If for some reason the emergency generators fails to start automatically, then this must be started manually either using battery starter or hydraulic starter mentioned above. The procedure of manual starting of the emergency generator and manual closing of the circuit breaker is, generally as follow:
- Check that there are no water, fuel or lubricating oil leaks and that the emergency generator is available for starting and ensure that there is no restriction on the engine starting.
- Ensure that the engine control panel is supplied with electrical power.
- Ensure that the fuel system is fully primed and that all of the valves from the fuel tank to the engine are open.
- Check the water level in the radiator expansion tank add water to the tank if necessary.
- The generator heater and switchboard heater must be switched on.
- Ensure that the starter batteries are fully charged and that they are able to supply electrical power to the starter motor.
- Check the oil level in the engine sump and replenish if necessary.
- Turn the engine control panel mode selector switch to the MAN position.
- At the engine control panel press the START pushbutton. The engine should turn over on the electric starter motor and should fire. When the engine fires the START pushbutton must be released. The engine governor will regulate the speed to the preset value.
- Check that the engine runs smoothly without excessive noise or vibration.
- When the engine is running normally and the generator voltage and frequency are correct, the generator may be connected to the switchboard. The emergency generator circuit breaker is closed by pressing the CLOSE/MAN pushbutton on the same panel.

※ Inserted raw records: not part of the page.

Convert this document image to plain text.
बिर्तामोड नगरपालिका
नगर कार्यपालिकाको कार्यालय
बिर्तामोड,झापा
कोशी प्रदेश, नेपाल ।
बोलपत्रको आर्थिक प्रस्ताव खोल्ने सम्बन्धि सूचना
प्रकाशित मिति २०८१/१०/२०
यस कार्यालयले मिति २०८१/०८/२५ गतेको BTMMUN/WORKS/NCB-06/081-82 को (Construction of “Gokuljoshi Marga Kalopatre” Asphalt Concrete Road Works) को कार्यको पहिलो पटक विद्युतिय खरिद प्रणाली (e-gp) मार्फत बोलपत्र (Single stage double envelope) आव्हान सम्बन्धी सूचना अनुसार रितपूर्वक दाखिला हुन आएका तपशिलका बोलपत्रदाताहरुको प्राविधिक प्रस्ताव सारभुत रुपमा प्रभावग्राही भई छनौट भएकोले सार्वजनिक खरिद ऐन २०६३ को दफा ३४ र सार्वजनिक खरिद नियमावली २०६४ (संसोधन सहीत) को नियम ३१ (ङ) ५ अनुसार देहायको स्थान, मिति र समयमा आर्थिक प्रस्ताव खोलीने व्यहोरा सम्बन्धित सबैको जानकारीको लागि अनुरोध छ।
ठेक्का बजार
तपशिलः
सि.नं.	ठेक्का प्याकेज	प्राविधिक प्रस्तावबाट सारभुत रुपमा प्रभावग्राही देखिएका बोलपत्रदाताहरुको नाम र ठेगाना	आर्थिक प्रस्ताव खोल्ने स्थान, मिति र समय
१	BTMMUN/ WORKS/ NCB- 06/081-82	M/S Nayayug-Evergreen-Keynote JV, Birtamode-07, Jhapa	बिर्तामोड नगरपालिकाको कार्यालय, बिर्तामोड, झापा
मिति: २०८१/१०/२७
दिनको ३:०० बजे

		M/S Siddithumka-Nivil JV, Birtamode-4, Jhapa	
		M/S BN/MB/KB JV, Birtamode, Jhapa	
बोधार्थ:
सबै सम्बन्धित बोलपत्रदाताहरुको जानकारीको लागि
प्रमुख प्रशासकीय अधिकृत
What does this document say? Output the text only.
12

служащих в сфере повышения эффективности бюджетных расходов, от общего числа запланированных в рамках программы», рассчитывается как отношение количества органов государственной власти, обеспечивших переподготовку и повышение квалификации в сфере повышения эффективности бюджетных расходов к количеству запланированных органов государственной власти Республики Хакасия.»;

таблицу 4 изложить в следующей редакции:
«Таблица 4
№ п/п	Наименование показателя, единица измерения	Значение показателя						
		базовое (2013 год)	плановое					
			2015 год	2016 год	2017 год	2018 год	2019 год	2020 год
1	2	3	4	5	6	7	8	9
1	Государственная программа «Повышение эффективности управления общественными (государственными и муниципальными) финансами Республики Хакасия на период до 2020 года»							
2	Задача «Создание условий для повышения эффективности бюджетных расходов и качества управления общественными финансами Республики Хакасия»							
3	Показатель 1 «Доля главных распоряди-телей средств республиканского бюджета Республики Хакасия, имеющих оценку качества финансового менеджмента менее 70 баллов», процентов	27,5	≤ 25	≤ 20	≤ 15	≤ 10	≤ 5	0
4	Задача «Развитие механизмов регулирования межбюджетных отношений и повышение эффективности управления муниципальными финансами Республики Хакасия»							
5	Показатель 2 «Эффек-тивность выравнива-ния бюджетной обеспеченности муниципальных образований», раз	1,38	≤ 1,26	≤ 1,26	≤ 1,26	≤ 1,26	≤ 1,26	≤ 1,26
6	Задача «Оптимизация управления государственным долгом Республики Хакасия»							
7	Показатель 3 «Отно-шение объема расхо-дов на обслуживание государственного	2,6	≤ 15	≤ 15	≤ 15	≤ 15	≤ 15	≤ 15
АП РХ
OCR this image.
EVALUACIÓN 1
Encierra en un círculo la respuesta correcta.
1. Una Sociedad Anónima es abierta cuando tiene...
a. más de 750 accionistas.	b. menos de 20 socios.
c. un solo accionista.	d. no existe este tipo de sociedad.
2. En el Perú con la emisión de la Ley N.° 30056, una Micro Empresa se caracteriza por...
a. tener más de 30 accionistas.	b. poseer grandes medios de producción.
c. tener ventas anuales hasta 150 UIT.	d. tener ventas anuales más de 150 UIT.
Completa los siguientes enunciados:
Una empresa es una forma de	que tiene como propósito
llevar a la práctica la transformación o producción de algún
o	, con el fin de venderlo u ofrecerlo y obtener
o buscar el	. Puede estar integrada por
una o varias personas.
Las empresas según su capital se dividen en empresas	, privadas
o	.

In order to test the interlock between main switchboard and emergency switchboard the procedure is quite simple but requires attention in order to prevent total power loss during test. In this procedure the bus tie breaker (located normally in ECR and EG’s room) need to be manually open and the emergency switchboard will black out. The emergency generator will start automatically and the generator ACB will close to feed the emergency generator. To return to the normal mode, the tie breaker must be manually closed and emergency generator ACB will open and generator will automatically stop after a preset cooling time. The same test can be performed by turning the E/G SEQ TEST switch, located at the emergency switchboard, inside the emergency generator panel, to the ENG & ACB position. The bus tie breaker will receive an open command. However, during live test in presence of a surveyor or PSC officer , they will always ask to manually trip the tie breaker.
It is very important to avoid frequent consecutive start and stop of the emergency generator without cooling down as this will lead to alternator heater or winding failure. Moreover, running the engine on idle before stop will allow the cooling water and lube oil to carry away heat from the combustion chambers, bearings and turbocharger. It is very important for the turbocharger where frequent sudden stops can result in damage to the bearings and seals.
Generally the idling period before stop is set for 5 minutes and the time period should not be extended, as long periods of idling will result in poor combustion and build-up of carbon deposits in the engine combustion chamber, exhaust manifold and turbocharger.